How Many Dimensions Are There? Is Math Easier to Grasp with Real World Examples?

It seems maths are more easily understood when grounded in real structures, such as: "If we have one apple, add another, and how many apples do we have?" On the other hand, math tends to train us to overlook much of nature, going so far as to assert what fairly reasonable standards might judge falsehoods. We accept the dubious western assumption that apples are separate, however no apple has ever been measured to constitute exactly 1 standard apple...and we ignore the imprecision required for our most simple math concepts.

1 + 1 = 2 may be our first equation pedagogically, but it comes with a slew of logical and practical problems we may be well advised to keep in mind.
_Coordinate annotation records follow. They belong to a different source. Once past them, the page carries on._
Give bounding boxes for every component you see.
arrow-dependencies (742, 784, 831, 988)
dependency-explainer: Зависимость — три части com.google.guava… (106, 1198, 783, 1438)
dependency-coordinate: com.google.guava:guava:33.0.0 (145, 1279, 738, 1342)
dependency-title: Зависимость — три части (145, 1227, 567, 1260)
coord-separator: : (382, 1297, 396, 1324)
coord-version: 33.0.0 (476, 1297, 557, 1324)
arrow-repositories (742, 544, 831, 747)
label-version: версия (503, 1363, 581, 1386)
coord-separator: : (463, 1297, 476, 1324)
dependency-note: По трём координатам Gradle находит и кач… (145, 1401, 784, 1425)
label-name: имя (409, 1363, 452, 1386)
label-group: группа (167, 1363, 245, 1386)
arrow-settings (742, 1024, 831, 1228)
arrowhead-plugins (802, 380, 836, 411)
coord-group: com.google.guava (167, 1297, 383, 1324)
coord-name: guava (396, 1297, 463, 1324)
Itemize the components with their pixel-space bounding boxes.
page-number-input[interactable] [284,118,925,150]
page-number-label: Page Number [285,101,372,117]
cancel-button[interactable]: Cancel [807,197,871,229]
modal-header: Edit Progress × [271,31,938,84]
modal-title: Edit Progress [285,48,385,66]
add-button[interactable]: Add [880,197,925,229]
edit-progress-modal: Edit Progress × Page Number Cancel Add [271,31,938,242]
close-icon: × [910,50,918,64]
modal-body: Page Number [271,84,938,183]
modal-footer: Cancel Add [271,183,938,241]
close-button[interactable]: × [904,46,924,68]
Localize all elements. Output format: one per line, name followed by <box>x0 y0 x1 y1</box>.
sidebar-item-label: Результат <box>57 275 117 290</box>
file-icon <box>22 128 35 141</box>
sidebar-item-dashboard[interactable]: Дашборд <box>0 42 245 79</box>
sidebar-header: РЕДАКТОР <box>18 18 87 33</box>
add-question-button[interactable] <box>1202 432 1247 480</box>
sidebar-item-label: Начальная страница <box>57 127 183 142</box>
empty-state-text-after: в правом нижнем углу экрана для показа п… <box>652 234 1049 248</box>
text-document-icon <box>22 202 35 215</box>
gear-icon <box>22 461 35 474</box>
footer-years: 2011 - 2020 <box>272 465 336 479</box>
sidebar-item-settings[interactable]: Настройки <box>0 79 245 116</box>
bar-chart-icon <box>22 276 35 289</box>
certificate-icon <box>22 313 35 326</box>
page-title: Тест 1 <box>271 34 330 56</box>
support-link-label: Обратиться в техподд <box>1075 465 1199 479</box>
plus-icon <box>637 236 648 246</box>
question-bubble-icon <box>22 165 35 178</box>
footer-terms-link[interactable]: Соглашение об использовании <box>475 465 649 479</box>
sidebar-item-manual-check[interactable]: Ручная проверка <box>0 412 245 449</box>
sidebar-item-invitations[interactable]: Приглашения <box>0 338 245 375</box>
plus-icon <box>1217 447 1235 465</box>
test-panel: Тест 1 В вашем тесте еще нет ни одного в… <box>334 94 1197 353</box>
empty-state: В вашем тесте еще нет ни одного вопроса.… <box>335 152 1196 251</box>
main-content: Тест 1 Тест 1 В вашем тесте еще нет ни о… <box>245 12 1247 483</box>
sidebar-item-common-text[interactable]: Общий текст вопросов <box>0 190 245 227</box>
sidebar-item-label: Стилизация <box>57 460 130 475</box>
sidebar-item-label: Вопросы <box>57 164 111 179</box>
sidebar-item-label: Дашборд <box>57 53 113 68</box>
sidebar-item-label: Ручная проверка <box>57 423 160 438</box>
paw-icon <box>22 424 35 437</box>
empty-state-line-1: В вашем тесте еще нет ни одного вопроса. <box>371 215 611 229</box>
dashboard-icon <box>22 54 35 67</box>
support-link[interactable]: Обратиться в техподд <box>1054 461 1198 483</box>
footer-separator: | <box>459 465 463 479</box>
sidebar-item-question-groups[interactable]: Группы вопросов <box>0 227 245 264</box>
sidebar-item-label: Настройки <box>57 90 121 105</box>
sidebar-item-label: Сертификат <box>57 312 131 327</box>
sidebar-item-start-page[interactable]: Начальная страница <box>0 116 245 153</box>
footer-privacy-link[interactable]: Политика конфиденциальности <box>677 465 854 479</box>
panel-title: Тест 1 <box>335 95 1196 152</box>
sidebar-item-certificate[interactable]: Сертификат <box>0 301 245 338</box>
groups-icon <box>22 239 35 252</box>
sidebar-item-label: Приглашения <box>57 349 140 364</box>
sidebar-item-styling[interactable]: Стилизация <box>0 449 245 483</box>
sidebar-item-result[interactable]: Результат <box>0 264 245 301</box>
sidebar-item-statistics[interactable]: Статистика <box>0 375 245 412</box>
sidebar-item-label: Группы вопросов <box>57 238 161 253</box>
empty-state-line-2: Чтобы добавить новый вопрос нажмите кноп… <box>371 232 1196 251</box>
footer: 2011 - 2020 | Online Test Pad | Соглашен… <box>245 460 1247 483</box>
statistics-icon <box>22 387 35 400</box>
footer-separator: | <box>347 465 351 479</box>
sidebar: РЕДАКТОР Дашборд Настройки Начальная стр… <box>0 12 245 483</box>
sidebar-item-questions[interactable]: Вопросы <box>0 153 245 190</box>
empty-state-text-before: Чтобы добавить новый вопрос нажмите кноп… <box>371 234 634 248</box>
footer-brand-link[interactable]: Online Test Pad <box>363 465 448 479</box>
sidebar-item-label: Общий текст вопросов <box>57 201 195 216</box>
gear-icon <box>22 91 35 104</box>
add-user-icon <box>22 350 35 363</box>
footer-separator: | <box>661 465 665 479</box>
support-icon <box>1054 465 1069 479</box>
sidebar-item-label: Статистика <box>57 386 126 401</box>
Identifying one item, obtaining it, doing the same with another item, combining them into a set, and then counting to obtain a result is much more than "2" things. Even simple maths ignore time, existence over time.

There is a more significant reason for skepticism regarding mainstream dimensional models of fundamental physics as they posit integer-based dimensions: this assumes the fundamental structures of the universe (even in other multiverses) correspond to the way some insignificant hominid counts fingers, toes, and the fruits it loves to eat. That coincidence seems less likely than an Earth-centered universe.

It also runs counter to all available physical evidence. As Mandelbrot pointed out: we never observe anything of integer dimension. No Euclidean lines, planes, or solids have ever been observed.

On the other hand, current assumptions are of exactly the kind we should expect a species like ours to make: one based on observer-centric bias. Such a biases are completely natural for us, and we have always had them.

Geocentrism provides the classic example, while the history of revolutionary progress in science shows that identification and reinterpretation of such assumptions has proven a common factor in resolving pernicious questions. It could well be that some fractal octonian offers better value for the dimensional discussion the question above is posted to.